The prevalence data were recorded and analyzed with the general linear model (GLM)79. The prevalence of Sodalis, Trypanosoma species and each Trypanosoma species and co-infection were tested for differences between the tsetse taxa and between countries. For each country, the prevalence was assessed again for differences between the localities where the flies were collected and between the tsetse species present in each country. In the absence of PCR detected Sodalis or Trypanosoma infection, the upper 95% confidence interval for the true rate of infection was calculated following the method of Couey and Chew62. Trypanosoma prevalence between taxa was compared between species by a pairwise comparison of proportions with a Bonferroni correction and Benjamini–Hochberg correction.
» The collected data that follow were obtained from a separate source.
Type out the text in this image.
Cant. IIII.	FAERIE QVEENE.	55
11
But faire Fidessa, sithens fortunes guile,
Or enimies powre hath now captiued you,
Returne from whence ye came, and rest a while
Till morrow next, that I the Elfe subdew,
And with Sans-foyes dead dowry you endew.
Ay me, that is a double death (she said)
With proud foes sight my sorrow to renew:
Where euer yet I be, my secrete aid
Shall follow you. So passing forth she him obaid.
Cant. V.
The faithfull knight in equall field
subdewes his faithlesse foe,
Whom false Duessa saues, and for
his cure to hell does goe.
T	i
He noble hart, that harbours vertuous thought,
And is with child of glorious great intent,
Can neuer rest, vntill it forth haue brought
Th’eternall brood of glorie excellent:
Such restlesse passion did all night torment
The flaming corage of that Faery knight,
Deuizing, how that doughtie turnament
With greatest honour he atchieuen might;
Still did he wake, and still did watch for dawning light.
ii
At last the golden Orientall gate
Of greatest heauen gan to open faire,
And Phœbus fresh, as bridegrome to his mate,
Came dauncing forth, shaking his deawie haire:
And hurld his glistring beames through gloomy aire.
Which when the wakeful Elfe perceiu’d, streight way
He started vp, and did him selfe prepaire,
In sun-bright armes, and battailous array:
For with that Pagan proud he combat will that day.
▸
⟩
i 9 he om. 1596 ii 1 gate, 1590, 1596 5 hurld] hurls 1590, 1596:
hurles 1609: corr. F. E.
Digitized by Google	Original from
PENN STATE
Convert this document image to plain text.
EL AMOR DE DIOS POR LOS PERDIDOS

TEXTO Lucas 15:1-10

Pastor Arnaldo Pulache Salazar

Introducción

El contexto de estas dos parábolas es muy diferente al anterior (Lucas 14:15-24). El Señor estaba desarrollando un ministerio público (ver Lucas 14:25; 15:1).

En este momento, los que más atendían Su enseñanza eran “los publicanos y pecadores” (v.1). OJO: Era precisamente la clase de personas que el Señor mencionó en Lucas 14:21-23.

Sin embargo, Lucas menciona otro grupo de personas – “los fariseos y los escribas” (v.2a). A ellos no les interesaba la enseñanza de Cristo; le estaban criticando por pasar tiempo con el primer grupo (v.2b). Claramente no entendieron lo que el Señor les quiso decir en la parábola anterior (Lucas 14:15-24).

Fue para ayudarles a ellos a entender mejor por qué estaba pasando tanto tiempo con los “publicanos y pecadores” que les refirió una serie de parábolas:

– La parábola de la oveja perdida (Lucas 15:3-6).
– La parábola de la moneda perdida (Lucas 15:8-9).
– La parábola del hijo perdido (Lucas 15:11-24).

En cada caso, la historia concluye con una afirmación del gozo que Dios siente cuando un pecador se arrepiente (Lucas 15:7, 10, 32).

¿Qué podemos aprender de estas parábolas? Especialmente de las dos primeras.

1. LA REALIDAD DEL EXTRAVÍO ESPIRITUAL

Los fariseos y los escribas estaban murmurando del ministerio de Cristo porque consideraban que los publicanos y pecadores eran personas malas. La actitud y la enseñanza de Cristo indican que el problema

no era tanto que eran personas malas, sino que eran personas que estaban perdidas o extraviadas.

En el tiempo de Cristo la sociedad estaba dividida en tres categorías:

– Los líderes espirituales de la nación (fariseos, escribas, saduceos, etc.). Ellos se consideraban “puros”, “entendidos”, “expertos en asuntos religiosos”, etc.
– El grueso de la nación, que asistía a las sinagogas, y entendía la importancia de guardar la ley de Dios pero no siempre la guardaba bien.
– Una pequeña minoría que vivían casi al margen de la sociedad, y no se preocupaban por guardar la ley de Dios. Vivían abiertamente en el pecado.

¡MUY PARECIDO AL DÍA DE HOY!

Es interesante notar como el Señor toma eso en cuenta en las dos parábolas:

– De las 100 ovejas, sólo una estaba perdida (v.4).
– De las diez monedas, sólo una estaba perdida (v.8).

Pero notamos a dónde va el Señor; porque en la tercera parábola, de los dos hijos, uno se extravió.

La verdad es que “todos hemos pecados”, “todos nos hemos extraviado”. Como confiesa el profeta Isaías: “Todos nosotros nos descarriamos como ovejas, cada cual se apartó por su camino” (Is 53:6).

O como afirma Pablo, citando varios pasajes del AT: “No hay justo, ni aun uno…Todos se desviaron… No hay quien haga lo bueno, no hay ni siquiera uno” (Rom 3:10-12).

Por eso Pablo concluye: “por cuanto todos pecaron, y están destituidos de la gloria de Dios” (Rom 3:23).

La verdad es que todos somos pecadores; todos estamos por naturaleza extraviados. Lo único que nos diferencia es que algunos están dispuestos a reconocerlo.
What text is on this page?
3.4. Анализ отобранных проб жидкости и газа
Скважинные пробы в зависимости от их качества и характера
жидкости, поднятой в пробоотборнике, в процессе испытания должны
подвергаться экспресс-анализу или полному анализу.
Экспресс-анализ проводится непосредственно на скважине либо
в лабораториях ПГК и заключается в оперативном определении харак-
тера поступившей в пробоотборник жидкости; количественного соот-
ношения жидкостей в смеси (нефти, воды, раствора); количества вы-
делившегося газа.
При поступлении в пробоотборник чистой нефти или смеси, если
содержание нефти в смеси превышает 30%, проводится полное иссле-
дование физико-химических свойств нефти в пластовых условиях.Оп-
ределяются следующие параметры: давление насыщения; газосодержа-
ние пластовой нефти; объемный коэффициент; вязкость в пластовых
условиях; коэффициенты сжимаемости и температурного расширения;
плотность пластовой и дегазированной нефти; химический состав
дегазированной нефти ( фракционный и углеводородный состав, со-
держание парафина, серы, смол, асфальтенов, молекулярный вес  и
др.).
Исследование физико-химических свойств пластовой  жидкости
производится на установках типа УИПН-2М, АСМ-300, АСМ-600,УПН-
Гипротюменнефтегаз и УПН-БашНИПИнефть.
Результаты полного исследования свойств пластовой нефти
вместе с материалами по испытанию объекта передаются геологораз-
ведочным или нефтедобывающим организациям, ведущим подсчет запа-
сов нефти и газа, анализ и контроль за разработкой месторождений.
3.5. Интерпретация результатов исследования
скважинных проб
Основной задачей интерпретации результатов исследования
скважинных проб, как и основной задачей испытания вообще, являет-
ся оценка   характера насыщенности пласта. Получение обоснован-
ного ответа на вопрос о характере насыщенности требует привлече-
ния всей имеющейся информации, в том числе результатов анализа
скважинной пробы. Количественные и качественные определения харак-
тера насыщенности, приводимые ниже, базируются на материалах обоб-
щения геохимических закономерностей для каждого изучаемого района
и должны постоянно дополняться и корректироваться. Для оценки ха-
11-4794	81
The analyses were executed in R v 4.0.579 using RStudio V 1.4.110680,81 with the packages ggplot2 v3.3.2.182, lattice v0.20-4183, car84, ggthems85 and MASS v7.3-51.686 except for the Chi squared tests for independence, Spearman correlation coefficient and Cochran–Mantel–Haenszel test for repeated tests of independence, which were performed using Excel 2013 The R Markdown file is available in Supplementary File 1.

To analyse the qPCR data, normalized density of Trypanosoma and Sodalis against the house keeping gene (tubulin) was extracted from the CFX Maestro software. Samples giving a valid density (not N/A) for both Trypanosoma and Sodalis were retained for further statistical analysis in R. Similarities in the structure of Sodalis and Trypanosoma (single and multiple) infection and the role of different factors such as countries and tsetse taxa, were assessed using the matrix display and metric multidimensional scaling (mMDS) plot with bootstrap averages in PRIMER version 7+. The bootstrap averages plots were displayed with a Bray and Curtis matrix based on the square-root transformation of the Sodalis and Trypanosoma (single and multiple) infection abundance data87. The tests were based on the multivariate null hypothesis via the use of the non-parametric statistical method PERMANOVA88. The Permanova test was conducted on the average of the abundance data based on the country-species after excluding the data of Eswatini (low number of tested samples).